En aquel momento llegó un señor, todo bien vestido, a la cocina y dijo:
-  Buenas noches, señores.
-  Venga usted con Dios -le dijeron.
El señor, que además de bien vestido iba provis­to de una elegante varita con el puño dorado, diri­giéndose a Silverio, le dijo:
-  Señor, venga usted conmigo.
-  ¿Para qué? -dijo Silverio.
El señor de la vara le contestó:
- Porque voy a enseñarle las cosas que tiene es­te pueblo.
El tío Silverio, que se había percatado de que aquel señor llevaba la vara de alcalde, comprendió que entonces posiblemente le tocaba a él tenerse que cabrear; y dijo para sus adentros: "Esto es a to­cas, y esta vez me toca a mí. Me voy a tener que "aguantar".
Porque acababa de ver un individuo en la puer­ta con gorra de plato y sable, y comprendió que se­ría el alguacil del pueblo. Así que le siguió y el se­ñor de la vara le dijo:
-   Habrá visto usted que esto es la posada.
-   Sí, señor -contestó Silverio. Más adelante le señaló:
-   Ésta es la taberna. ¿Se ha enterado usted?
-   Sí, señor.
Más adelante le dijo:
-   Ésta es la iglesia.
-   Sí, señor.
Silverio iba ya bastante cabreado.
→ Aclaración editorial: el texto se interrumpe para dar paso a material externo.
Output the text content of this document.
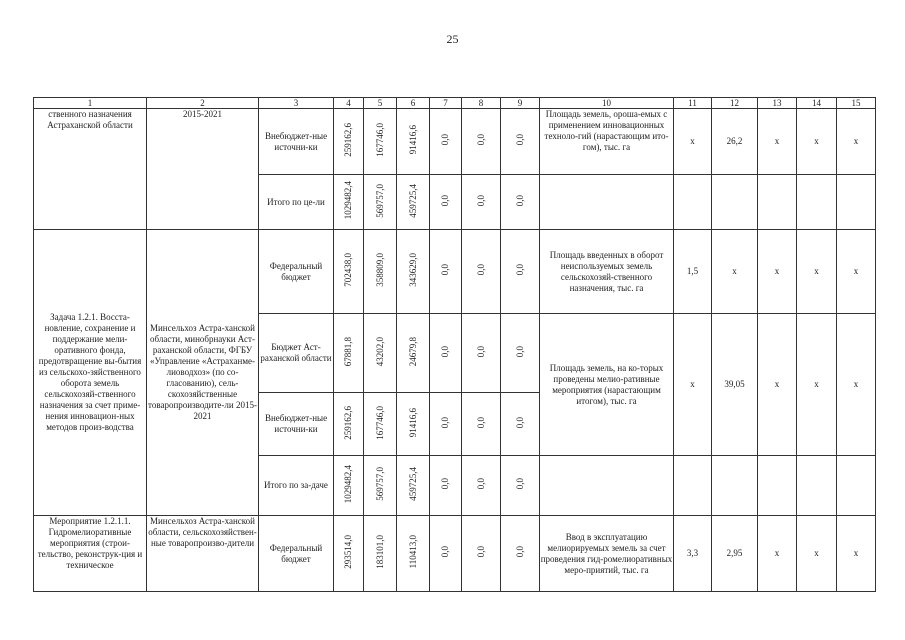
25
1	2	3	4	5	6	7	8	9	10	11	12	13	14	15
ственного назначения Астраханской области	2015-2021	Внебюджет-ные источни-ки	259162,6	167746,0	91416,6	0,0	0,0	0,0	Площадь земель, ороша-емых с применением инновационных техноло-гий (нарастающим ито-гом), тыс. га	x	26,2	x	x	x
		Итого по це-ли	1029482,4	569757,0	459725,4	0,0	0,0	0,0						
Задача 1.2.1. Восста-новление, сохранение и поддержание мели-оративного фонда, предотвращение вы-бытия из сельскохо-зяйственного оборота земель сельскохозяй-ственного назначения за счет приме-нения инновацион-ных методов произ-водства	Минсельхоз Астра-ханской области, минобрнауки Аст-раханской области, ФГБУ «Управление «Астраханме-лиоводхоз» (по со-гласованию), сель-скохозяйственные товаропроизводите-ли 2015-2021	Федеральный бюджет	702438,0	358809,0	343629,0	0,0	0,0	0,0	Площадь введенных в оборот неиспользуемых земель сельскохозяй-ственного назначения, тыс. га	1,5	x	x	x	x
		Бюджет Аст-раханской области	67881,8	43202,0	24679,8	0,0	0,0	0,0	Площадь земель, на ко-торых проведены мелио-ративные мероприятия (нарастающим итогом), тыс. га	x	39,05	x	x	x
		Внебюджет-ные источни-ки	259162,6	167746,0	91416,6	0,0	0,0	0,0						
		Итого по за-даче	1029482,4	569757,0	459725,4	0,0	0,0	0,0						
Мероприятие 1.2.1.1. Гидромелиоративные мероприятия (строи-тельство, реконструк-ция и техническое	Минсельхоз Астра-ханской области, сельскохозяйствен-ные товаропроизво-дители	Федеральный бюджет	293514,0	183101,0	110413,0	0,0	0,0	0,0	Ввод в эксплуатацию мелиорируемых земель за счет проведения гид-ромелиоративных меро-приятий, тыс. га	3,3	2,95	x	x	x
Un poco más y el señor de la vara le dijo:
-   Ésta es la botica y el boticario está dentro.
-   Sí, señor alcalde. Ya estoy enterado.
-  No, señor -le dijo el alcalde-. Todavía le falta esto. Mire usted: esto es la cárcel. Así que pase usted para adentro.
Silverio, con mucha humildad, le dijo:
-  Señor alcalde, por tan poca cosa no me va us­ted a detener.
-  No te voy a detener, pero entra para adentro.
Y entró. El señor, señalando con la vara:
-  Eso es para que usted sepa que no debe bur­larse de ninguno que encuentre por los caminos, porque se puede encontrar lo mismo con la autori­dad que con algún forajido.
Váyase usted a cenar y que le sirva de lección para otra vez.

Silverio, que ya se creía que iba a dormir en la cárcel, viendo que no, le dio las
gracias y le invitó a tomar vino al alguacil, que no había hablado. Le di­jo:
- Usted también.

Lo hicieron. Bebieron unos vasos y salieron tan amigos.